„Kulturkampf“ und Neologismen
Redebeitrag zu Wortneuschöpfungen innerhalb der rassistischen Debatte.
(gehalten auf der „Norwegen-Soli-Demo, 3. August 2011 / „Freiheit ist nicht wählbar!“, 26. August 2011)
Dieser Beitrag soll die Begriffe „Islamismus“ und „Islamischer Fundamentalismus“ im deutschen Sprachgebrauch kritisch betrachten und die Konstruktion dieser Begriffe als nicht authentisch und tendenziös entlarven.
Die aus westlicher Perspektive festgelegten Definitionen und Auslegungen durch sog. „Islamexpert*innen“ und Akteur*innen, die diese Vorlagen nutzen, um konkrete Politik der sozialen Ausgrenzung und rassistische Polemik zu betreiben, soll als Teil der europäischen, rechtspopulistischen Agitation entblößt werden. Wir hoffen, auf diese Weise den interkulterellen Austausch ein klein wenig von Vorurteilen zu bereinigen, um eine echte, offene und angstfreie Kommunikation zwischen den Menschen anzuregen.
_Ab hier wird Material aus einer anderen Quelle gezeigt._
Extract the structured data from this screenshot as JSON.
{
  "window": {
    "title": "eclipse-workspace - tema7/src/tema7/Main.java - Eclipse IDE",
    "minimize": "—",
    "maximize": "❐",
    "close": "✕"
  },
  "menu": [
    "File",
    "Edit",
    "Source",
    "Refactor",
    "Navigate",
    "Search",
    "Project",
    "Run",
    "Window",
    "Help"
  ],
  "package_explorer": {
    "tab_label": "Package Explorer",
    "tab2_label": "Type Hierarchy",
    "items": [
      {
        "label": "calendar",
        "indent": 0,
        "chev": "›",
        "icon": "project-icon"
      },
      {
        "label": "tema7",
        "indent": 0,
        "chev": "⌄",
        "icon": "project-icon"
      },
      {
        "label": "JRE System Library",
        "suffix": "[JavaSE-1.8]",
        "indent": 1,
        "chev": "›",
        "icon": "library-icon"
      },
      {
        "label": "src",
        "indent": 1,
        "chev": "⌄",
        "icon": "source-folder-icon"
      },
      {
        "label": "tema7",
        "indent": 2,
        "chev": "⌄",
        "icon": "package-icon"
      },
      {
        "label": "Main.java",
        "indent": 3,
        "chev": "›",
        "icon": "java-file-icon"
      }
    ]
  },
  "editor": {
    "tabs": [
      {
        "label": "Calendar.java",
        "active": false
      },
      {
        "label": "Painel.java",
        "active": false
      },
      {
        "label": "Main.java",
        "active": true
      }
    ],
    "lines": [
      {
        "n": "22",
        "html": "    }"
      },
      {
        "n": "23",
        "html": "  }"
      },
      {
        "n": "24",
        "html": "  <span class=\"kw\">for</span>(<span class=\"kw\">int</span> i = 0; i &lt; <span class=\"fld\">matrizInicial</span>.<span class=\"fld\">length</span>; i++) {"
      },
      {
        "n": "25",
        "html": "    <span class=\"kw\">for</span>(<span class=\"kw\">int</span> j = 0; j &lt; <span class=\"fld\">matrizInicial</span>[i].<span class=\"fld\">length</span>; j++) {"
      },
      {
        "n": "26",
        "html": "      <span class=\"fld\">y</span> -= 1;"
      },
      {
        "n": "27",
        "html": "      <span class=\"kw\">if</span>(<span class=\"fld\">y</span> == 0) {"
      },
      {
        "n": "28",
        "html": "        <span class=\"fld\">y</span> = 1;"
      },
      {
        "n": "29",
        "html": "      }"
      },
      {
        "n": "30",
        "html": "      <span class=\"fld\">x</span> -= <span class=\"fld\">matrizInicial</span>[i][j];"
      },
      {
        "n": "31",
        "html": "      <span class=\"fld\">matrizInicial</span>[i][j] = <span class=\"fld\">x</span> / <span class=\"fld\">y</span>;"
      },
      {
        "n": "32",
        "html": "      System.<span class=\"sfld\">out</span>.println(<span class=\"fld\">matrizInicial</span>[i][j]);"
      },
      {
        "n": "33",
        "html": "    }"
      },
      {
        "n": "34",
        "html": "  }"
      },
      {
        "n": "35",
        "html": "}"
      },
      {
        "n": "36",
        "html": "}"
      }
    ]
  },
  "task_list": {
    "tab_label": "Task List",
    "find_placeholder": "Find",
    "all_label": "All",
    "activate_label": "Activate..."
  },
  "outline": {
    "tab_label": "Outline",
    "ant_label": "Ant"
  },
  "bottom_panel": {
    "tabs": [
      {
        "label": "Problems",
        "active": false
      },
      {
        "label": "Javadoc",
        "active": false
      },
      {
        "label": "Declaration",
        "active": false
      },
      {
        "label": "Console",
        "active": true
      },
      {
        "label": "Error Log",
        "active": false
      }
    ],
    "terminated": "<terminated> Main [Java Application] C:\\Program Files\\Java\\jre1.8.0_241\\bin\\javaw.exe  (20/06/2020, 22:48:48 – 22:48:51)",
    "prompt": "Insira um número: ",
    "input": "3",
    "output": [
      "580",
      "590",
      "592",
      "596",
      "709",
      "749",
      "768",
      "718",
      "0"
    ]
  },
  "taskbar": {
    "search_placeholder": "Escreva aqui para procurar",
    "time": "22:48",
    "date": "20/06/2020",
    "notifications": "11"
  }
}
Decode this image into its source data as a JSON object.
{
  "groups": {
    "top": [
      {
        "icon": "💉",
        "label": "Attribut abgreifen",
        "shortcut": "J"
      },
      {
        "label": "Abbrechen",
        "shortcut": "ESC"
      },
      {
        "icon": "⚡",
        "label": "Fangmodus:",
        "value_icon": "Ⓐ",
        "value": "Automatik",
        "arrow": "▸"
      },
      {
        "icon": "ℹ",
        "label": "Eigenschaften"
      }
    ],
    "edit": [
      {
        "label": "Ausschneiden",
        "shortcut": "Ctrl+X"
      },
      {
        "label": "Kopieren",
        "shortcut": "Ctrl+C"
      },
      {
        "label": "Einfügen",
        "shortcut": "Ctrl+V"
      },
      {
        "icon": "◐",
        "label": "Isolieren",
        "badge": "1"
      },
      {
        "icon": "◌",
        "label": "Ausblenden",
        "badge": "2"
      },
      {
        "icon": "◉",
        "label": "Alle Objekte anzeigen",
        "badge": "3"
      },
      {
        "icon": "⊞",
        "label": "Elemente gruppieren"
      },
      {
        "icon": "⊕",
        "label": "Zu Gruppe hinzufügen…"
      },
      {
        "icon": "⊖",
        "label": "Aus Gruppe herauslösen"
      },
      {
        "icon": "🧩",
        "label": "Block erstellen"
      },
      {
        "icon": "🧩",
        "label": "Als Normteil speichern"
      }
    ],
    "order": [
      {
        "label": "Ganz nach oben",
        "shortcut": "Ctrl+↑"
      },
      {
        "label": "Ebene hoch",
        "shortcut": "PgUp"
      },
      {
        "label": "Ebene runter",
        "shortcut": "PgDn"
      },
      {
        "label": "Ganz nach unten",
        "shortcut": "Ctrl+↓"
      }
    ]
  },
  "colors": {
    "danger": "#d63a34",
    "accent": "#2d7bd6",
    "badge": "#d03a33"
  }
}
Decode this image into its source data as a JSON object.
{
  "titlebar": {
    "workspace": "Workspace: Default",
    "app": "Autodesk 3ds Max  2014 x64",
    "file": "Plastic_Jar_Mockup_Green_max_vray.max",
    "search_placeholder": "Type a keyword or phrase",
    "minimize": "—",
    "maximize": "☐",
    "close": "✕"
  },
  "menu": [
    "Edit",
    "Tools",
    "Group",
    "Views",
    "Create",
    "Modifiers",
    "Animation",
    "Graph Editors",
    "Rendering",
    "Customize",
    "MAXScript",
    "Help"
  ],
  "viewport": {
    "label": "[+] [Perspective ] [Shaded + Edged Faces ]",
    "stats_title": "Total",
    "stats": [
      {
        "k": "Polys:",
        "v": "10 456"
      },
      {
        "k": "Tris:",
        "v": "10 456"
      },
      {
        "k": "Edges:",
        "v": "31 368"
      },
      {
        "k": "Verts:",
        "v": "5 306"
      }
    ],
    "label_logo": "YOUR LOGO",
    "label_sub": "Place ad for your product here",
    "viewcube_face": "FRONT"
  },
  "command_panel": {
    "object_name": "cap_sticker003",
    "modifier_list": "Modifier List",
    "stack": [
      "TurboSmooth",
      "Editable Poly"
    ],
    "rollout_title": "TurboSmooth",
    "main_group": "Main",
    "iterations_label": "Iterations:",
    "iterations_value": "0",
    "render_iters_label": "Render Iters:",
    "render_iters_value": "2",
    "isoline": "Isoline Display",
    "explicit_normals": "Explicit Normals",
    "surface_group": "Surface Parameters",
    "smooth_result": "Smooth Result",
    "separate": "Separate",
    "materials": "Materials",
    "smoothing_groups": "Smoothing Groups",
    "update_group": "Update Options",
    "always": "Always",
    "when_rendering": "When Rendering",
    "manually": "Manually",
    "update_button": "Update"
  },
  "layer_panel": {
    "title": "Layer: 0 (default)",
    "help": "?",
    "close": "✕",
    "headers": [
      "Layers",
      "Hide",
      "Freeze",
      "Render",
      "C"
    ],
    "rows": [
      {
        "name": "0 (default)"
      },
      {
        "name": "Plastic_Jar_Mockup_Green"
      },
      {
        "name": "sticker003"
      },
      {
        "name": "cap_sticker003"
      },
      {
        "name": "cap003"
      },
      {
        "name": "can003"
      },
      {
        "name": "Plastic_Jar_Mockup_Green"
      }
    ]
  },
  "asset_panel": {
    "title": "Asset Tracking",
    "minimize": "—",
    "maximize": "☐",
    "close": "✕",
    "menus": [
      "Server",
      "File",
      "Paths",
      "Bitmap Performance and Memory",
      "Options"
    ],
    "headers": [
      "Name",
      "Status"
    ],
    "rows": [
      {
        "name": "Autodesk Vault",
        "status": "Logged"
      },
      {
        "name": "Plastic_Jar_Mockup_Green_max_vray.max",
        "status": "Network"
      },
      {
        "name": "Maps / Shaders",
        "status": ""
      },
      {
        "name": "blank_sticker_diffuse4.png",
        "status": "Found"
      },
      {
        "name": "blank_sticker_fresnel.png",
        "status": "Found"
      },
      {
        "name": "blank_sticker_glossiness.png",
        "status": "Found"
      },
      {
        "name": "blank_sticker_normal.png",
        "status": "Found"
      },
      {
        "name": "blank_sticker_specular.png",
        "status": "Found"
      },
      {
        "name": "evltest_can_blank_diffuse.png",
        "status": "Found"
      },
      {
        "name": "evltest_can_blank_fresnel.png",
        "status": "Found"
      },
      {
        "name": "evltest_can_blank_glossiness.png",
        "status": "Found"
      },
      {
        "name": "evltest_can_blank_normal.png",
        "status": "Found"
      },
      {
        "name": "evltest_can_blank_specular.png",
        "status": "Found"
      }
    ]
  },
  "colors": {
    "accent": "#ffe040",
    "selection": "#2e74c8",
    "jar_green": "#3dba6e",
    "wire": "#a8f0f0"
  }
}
Insbesondere seit den Anschlägen vom 11. September und der zunehmenden Entwicklung des Krieges „gegen den Terrorismus“ finden kontroverse Neologismen wie „Islamismus“, „Islamischer Fundamentalismus“ und „Islamfaschismus“ unreflektiert Zugang in den täglichen Sprachgebrauch. Diese konstruierten Begrifflichkeiten haben sich in der öffentlichen Debatte der Medien und der Politik als ein geeignetes Instrumentarium der Meinungsbildung bewiesen, da die ihnen immanente
Perspektive keine objektive, sondern eine westlich ethno-zentristische ist .
Umgekehrt bedeutet die Debatte eine zunehmende Politisierung der semantischen Islam-Begriffe zu schlagwortartigen Kampfansagen wie „Clash Of Civilisations“.
Die dabei wachsende Hysterie ist unter anderem ein Ergebnis des unsachlichen und unwissenschaftlichen Gebrauchs von Fanatasiekonstrukten, aber auch ein eindruckvolles Beispiel dafür, dass Sprache ein nicht zu unterschätzendes, politisches Mittel zur Schaffung geamtgesellschaftlicher Stimmungen darstellt.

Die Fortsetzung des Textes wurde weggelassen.